The literature concerning the efficacy of PCA is contradictory. There are studies which indicate that PCA is superior to i.m. supplementation of the same opioid (Wheatley et al. 1992, Boulanger et al. 1993), while in other studies no difference in postoperative analgesia between the PCA and i.m. groups have been detected (Kleiman et al. 1988, McGrath et al. 1989). A meta-analysis of randomised controlled trials comparing PCA and i.m. injections indicated that analgesic efficacy was better with PCA and the patients preferred PCA over conventional analgesia (Ballantyne et al. 1993). The results from a more recent meta-analysis show also that PCA provides a slightly better analgesia than conventional opioid treatment (Walder et al. 2001).
Morphine has been the opioid used in many studies for PCA-delivered rescue analgesic. Recent studies have suggested, however, that NSAIDs may reduce morphine requirements by reducing the excretion of the active metabolite, morphine-6-glucuronide. A morphine sparing effect may not result in parallel reductions in opioid-related adverse effects (Tighe et al. 1999). Fentanyl has inactive metabolites and minimal renal excretion, and because of these properties it may be a better rescue analgesic than morphine for studies assessing the analgesic and adverse effects of NSAIDs. Fentanyl has been administered for postoperative pain as PCA bolus doses with and without background infusion (Lehmann et al. 1988, Rowbotham et al. 1989, Welchew & Breen 1991, Laitinen & Nuutinen 1992). In the PCA bolus mode, the bolus doses of fentanyl administered range from 20–50 µg with lockout intervals up to 10 minutes (Laitinen & Nuutinen 1992, Cooper et al. 1995, Howell et al. 1995). No published study has directly assessed the advantages of adding a background infusion to PCA fentanyl bolus dose. Oxycodone, 14-hydroxy-7,8-dihydrocodeinone, is a strong opioid agonist with properties similar to morphine (Pöyhiä & Kalso 1992). However, hallucinations may occur less frequently with oxycodone than with morphine (Kalso & Vainio 1990). In postoperative patient-controlled analgesia, oxycodone appears to be equipotent to morphine with no differences in side effects, such as nausea, vomiting, pruritus and urinary retention (Silvasti et al. 1998). At present, local anesthetics are also being infused using the PCA technique, e.g. into the intrascalenic plexus (Borgeat et al. 1997).

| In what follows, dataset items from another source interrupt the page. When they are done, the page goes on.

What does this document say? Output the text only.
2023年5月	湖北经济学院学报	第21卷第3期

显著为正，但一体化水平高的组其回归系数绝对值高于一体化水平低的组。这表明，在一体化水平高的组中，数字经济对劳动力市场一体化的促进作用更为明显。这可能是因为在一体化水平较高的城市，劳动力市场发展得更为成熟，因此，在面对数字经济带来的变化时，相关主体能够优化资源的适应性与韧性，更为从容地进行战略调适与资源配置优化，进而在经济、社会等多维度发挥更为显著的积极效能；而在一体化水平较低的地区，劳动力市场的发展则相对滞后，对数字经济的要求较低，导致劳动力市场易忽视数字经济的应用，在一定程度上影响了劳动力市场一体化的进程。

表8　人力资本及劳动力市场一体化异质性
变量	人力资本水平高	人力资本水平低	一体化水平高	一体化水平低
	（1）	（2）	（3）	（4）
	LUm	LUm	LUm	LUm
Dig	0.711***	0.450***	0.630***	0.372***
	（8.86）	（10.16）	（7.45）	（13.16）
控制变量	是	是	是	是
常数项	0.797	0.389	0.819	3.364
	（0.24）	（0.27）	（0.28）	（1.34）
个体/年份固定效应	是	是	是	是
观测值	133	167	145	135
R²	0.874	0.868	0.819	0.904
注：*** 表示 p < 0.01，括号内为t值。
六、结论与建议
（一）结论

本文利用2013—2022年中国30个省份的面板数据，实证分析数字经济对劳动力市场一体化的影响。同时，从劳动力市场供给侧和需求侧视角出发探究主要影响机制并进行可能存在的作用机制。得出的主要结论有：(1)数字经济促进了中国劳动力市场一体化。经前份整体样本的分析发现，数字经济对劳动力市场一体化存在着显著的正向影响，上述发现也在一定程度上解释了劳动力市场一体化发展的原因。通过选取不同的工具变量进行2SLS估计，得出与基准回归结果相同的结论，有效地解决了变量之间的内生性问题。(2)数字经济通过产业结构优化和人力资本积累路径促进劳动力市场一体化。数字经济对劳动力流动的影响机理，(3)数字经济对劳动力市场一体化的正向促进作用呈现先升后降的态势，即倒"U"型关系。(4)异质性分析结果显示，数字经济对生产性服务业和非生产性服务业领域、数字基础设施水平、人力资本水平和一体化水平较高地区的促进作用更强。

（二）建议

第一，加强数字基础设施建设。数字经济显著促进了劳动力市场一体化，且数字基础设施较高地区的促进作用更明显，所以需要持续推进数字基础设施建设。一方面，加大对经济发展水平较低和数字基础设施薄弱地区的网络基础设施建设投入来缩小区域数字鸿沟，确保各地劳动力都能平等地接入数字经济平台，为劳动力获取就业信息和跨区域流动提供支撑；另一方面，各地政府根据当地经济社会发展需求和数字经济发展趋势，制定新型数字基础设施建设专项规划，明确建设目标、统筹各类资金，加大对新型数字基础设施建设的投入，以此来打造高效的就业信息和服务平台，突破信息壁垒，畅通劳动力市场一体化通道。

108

Respiratory depression is a frequently voiced concern of PCA. Clinical studies including over 10000 patients, however, suggest an incidence of significant respiratory depression requiring intervention in the range of 0,2% (Baird & Schug 1996). According to Schug, the incidence of respiratory depression is increased to 1,65% if a background infusion is used in the PCA device (Schug & Torrie 1993). In a recently published survey of 1057 patients receiving postoperative PCEA with bupivacaine and fentanyl the incidence of respiratory depression was 0,19% (Wigfull & Welchew 2001). Apart from drug-related respiratory depression, incorrect programming, accidental bolusing during syringe changes and concentration error of a drug can also be causes of respiratory depression. Technical problems with PCA pumps are becoming rare; serious opioid overdoses due to equipment failure have been described, however (Doyle & Vicente 2001). The incidence of nausea and vomiting seems to be similar with the use of PCA compared with traditional opioid administration methods (Ballantyne et al. 1993, Woodhouse & Mather 1997, Walder et al. 2001).